Easiest way to separate a network.



  • Hello guys. i have a DMZ NIC and a LAN nic and I really would like to limit the acces from DMZ to my LAN.
    What would be the easiest way to limit that and still allow SSH?



  • On DMZ interface put:

    1. Pass any specific things you want to allow with source DMZnet and destinations in LANnet.
    2. Block source any destination LANnet.
    3. then the other rules to allow DMZnet out to wherever you want to let it go.

    Sometimes you can achieve what you want by having an allow rule to destination !LANnet - letting the DMZ out to anywhere except LANnet.

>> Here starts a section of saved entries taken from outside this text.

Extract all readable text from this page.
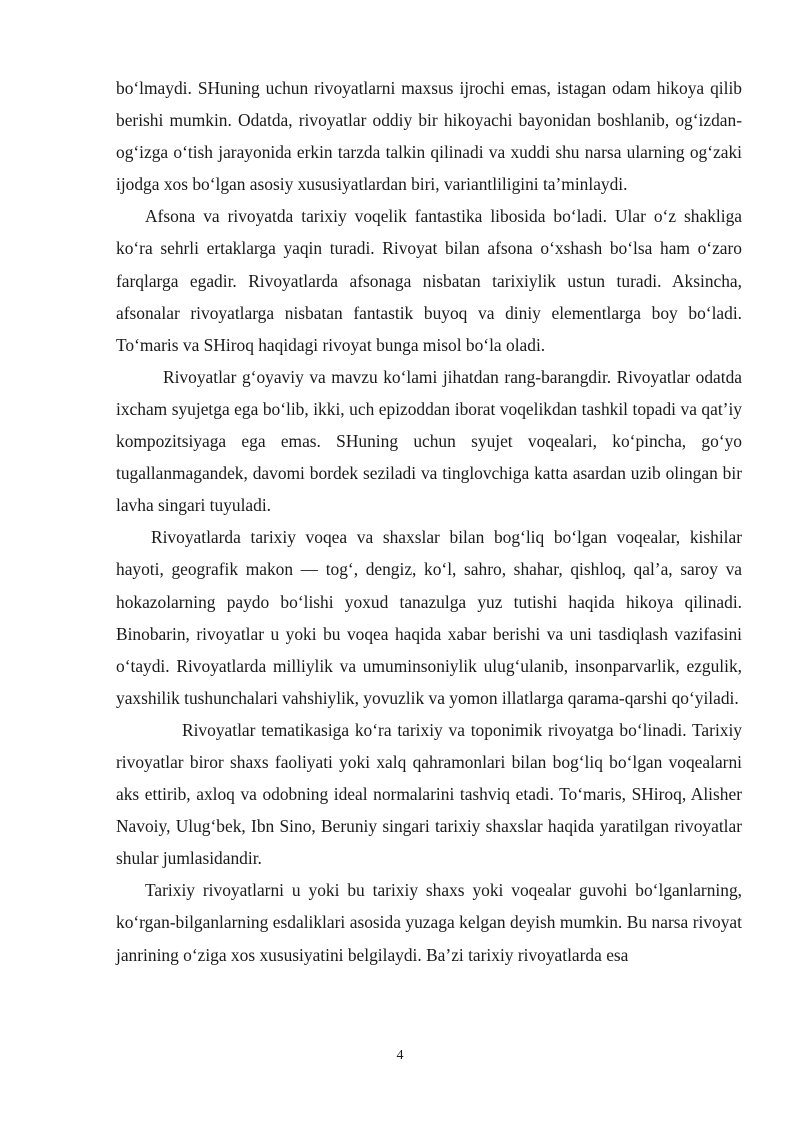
bo‘lmaydi. SHuning uchun rivoyatlarni maxsus ijrochi emas, istagan odam hikoya qilib berishi mumkin. Odatda, rivoyatlar oddiy bir hikoyachi bayonidan boshlanib, og‘izdan-og‘izga o‘tish jarayonida erkin tarzda talkin qilinadi va xuddi shu narsa ularning og‘zaki ijodga xos bo‘lgan asosiy xususiyatlardan biri, variantliligini ta’minlaydi.

Afsona va rivoyatda tarixiy voqelik fantastika libosida bo‘ladi. Ular o‘z shakliga ko‘ra sehrli ertaklarga yaqin turadi. Rivoyat bilan afsona o‘xshash bo‘lsa ham o‘zaro farqlarga egadir. Rivoyatlarda afsonaga nisbatan tarixiylik ustun turadi. Aksincha, afsonalar rivoyatlarga nisbatan fantastik buyoq va diniy elementlarga boy bo‘ladi. To‘maris va SHiroq haqidagi rivoyat bunga misol bo‘la oladi.

Rivoyatlar g‘oyaviy va mavzu ko‘lami jihatdan rang-barangdir. Rivoyatlar odatda ixcham syujetga ega bo‘lib, ikki, uch epizoddan iborat voqelikdan tashkil topadi va qat’iy kompozitsiyaga ega emas. SHuning uchun syujet voqealari, ko‘pincha, go‘yo tugallanmagandek, davomi bordek seziladi va tinglovchiga katta asardan uzib olingan bir lavha singari tuyuladi.

Rivoyatlarda tarixiy voqea va shaxslar bilan bog‘liq bo‘lgan voqealar, kishilar hayoti, geografik makon — tog‘, dengiz, ko‘l, sahro, shahar, qishloq, qal’a, saroy va hokazolarning paydo bo‘lishi yoxud tanazulga yuz tutishi haqida hikoya qilinadi. Binobarin, rivoyatlar u yoki bu voqea haqida xabar berishi va uni tasdiqlash vazifasini o‘taydi. Rivoyatlarda milliylik va umuminsoniylik ulug‘ulanib, insonparvarlik, ezgulik, yaxshilik tushunchalari vahshiylik, yovuzlik va yomon illatlarga qarama-qarshi qo‘yiladi.

Rivoyatlar tematikasiga ko‘ra tarixiy va toponimik rivoyatga bo‘linadi. Tarixiy rivoyatlar biror shaxs faoliyati yoki xalq qahramonlari bilan bog‘liq bo‘lgan voqealarni aks ettirib, axloq va odobning ideal normalarini tashviq etadi. To‘maris, SHiroq, Alisher Navoiy, Ulug‘bek, Ibn Sino, Beruniy singari tarixiy shaxslar haqida yaratilgan rivoyatlar shular jumlasidandir.

Tarixiy rivoyatlarni u yoki bu tarixiy shaxs yoki voqealar guvohi bo‘lganlarning, ko‘rgan-bilganlarning esdaliklari asosida yuzaga kelgan deyish mumkin. Bu narsa rivoyat janrining o‘ziga xos xususiyatini belgilaydi. Ba’zi tarixiy rivoyatlarda esa

4
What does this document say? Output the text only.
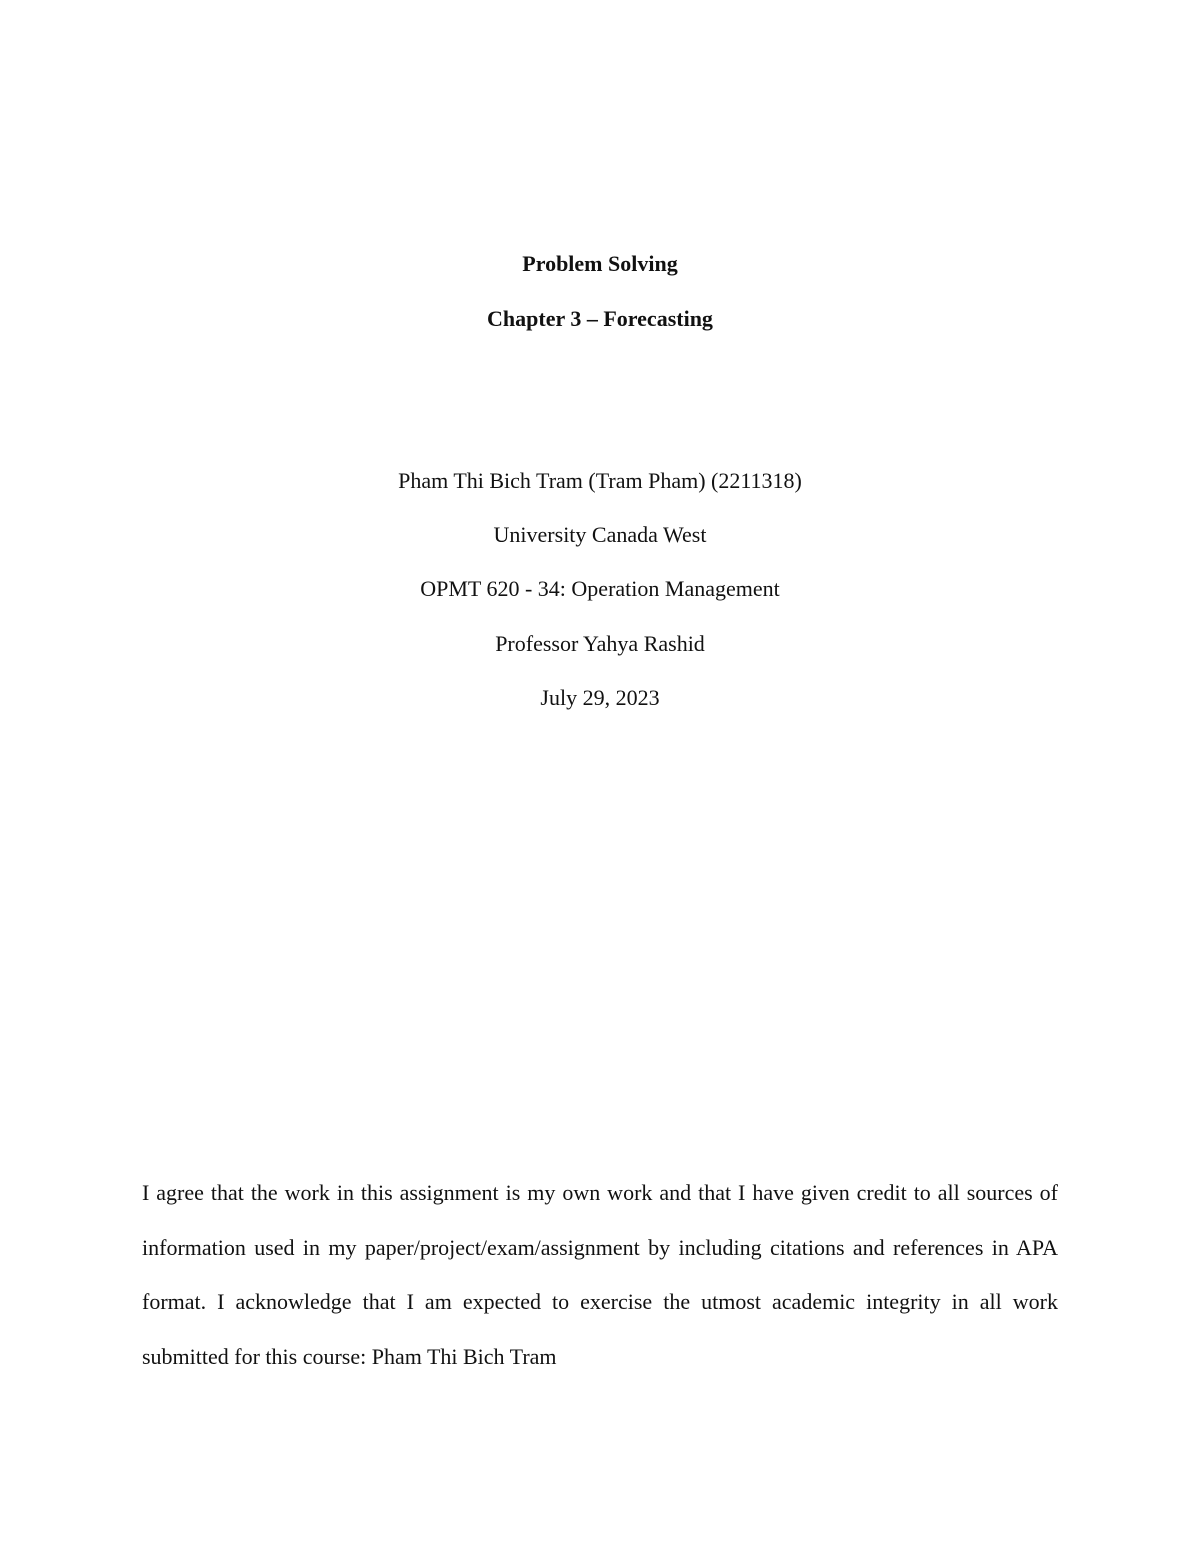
Problem Solving
Chapter 3 – Forecasting
Pham Thi Bich Tram (Tram Pham) (2211318)
University Canada West
OPMT 620 - 34: Operation Management
Professor Yahya Rashid
July 29, 2023

I agree that the work in this assignment is my own work and that I have given credit to all sources of information used in my paper/project/exam/assignment by including citations and references in APA format. I acknowledge that I am expected to exercise the utmost academic integrity in all work submitted for this course: Pham Thi Bich Tram
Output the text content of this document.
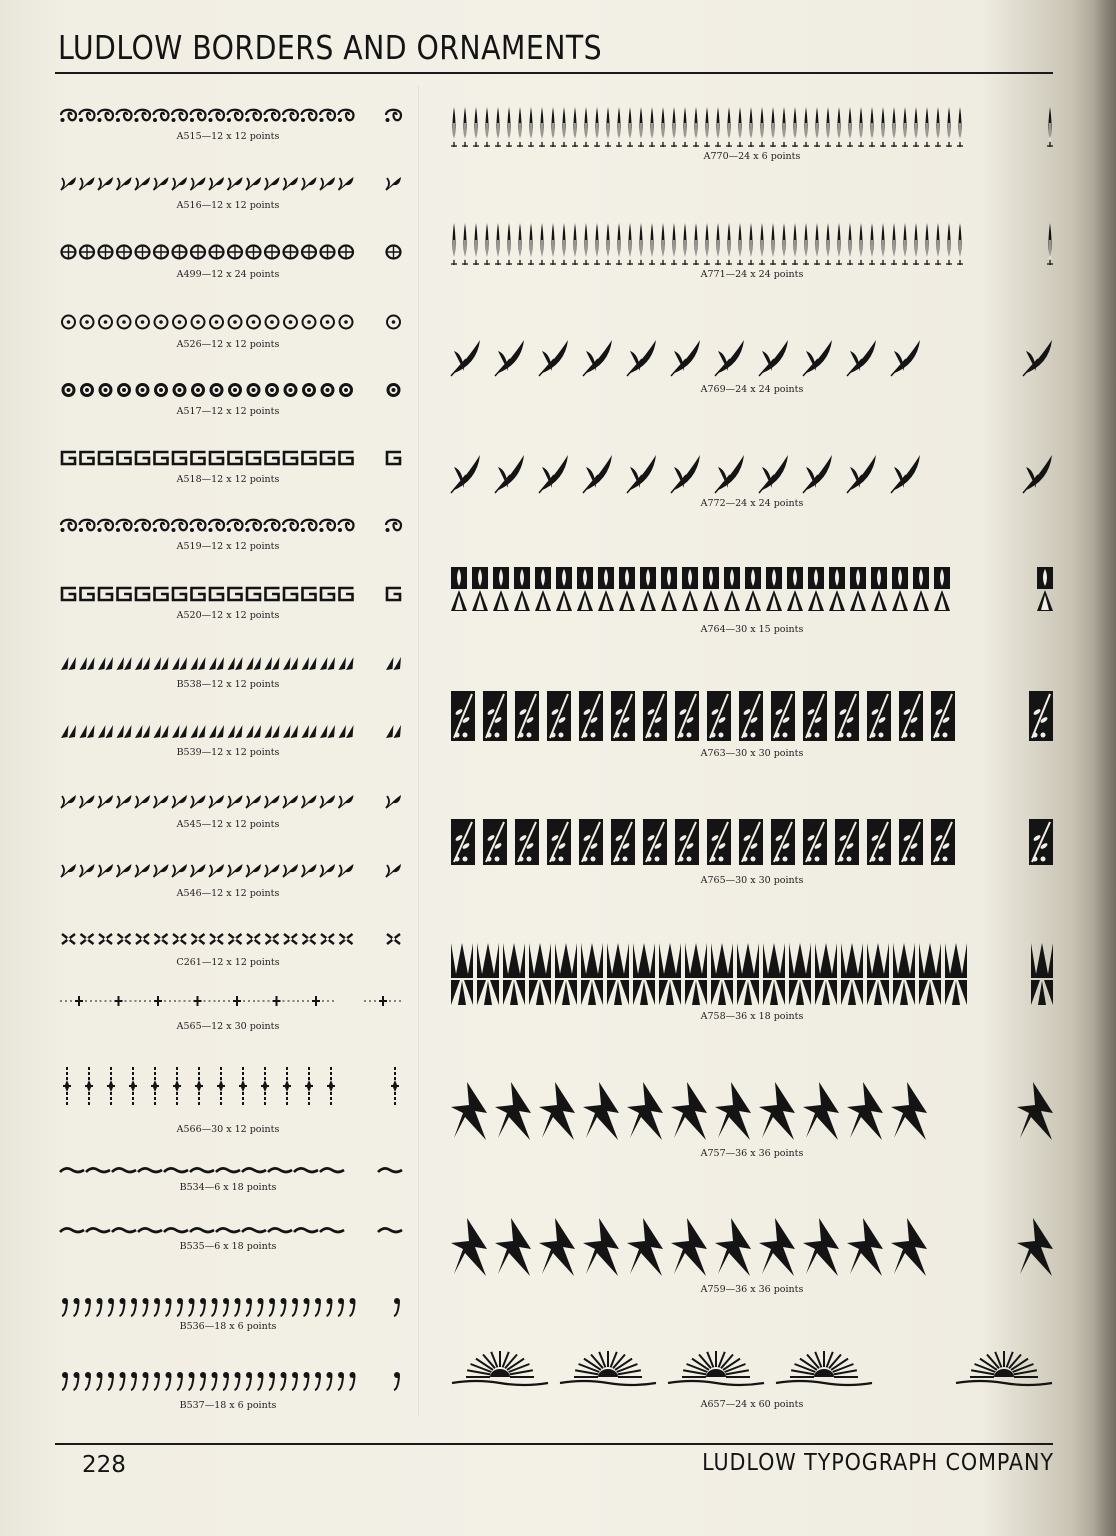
LUDLOW BORDERS AND ORNAMENTS
A515—12 x 12 points
A516—12 x 12 points
A499—12 x 24 points
A526—12 x 12 points
A517—12 x 12 points
A518—12 x 12 points
A519—12 x 12 points
A520—12 x 12 points
B538—12 x 12 points
B539—12 x 12 points
A545—12 x 12 points
A546—12 x 12 points
C261—12 x 12 points
A565—12 x 30 points
A566—30 x 12 points
B534—6 x 18 points
B535—6 x 18 points
B536—18 x 6 points
B537—18 x 6 points
A770—24 x 6 points
A771—24 x 24 points
A769—24 x 24 points
A772—24 x 24 points
A764—30 x 15 points
A763—30 x 30 points
A765—30 x 30 points
A758—36 x 18 points
A757—36 x 36 points
A759—36 x 36 points
A657—24 x 60 points
228	LUDLOW TYPOGRAPH COMPANY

Personally I find it clearer to make separate pass rules for the allowed stuff followed by a more general block for everything else.



  • Thanks. i tried to make a setup as you suggested because what i did earlier was way to over complicated i think..
    But it isn't working as expected. before it took 2 sec to make a SSH connection to the server and now it is taking 20 sec ?



  • Netgate

    You might want to let your DMZ hosts access DNS too.  And what is "WAN net?"  You realize that only passes/blocks traffic to the actual subnet on the WAN interface, not the internet in general.  If you want them to access the internet, you need to use any.

    You need to:

    Specifically pass local services you want DMZ to access, like DNS and certain services on LAN like AD, etc.
    Block access to less-specific destinations like "LAN net"
    Pass everything else (the internet).  Assuming you want your DMZ hosts to have unfettered internet access.

    And when you are dealing with traffic generated from inside your network, use reject, not block.  There is no reason not to give your internal hosts the benefits of NAK packets for denied traffic.  "Stealth" if applicable at all, only applies on your inbound WAN in most circumstances.



  • You should be able to SSH to something in LANnet with those rules.
    Note that you have made the SSH pass rule for just TCP - but that should be fine, I don't think there is any UDP in normal SSH use.

    The rules with destination WANnet are probably not what you wanted - WANnet is just the little subnet between your WAN interface and the ISP. So those rules will only allow (or block) traffic to that little subnet. To get to the whole public internet you need to have destination any "*".

    Then you will need to move your "Block any - LAN" rule up to be rule #2, you will want to block to LANnet before allowing out to everywhere.



  • aaarh thanks ! i was locked out of my Wordpress site with this setup, but i wasnt allowed to access my website through port 443 ? gonna give it a tried again later ;)



  • So this should work right ?



  • Netgate

    DMZ hosts cannot access LAN hosts via TCP.  Yes.

    That last rule is useless.  There's a default deny.

    I still don't see DMZ hosts having access to DNS, which is probably where the original delays were coming from.

    On DMZ interface put:

    1. Pass any specific things you want to allow with source DMZnet and destinations in LANnet.
    2. Block source any destination LANnet.
    3. then the other rules to allow DMZnet out to wherever you want to let it go.

    Specifically pass local services you want DMZ to access, like DNS and certain services on LAN like AD, etc.
    Block access to less-specific destinations like "LAN net"
    Pass everything else (the internet).  Assuming you want your DMZ hosts to have unfettered internet access.

    Two different ways of saying the same thing:

    Pass specific
    Reject local less-specific,
    Pass any.



  • DNS is enabled now with TCP/UDP and it is working thanks guys!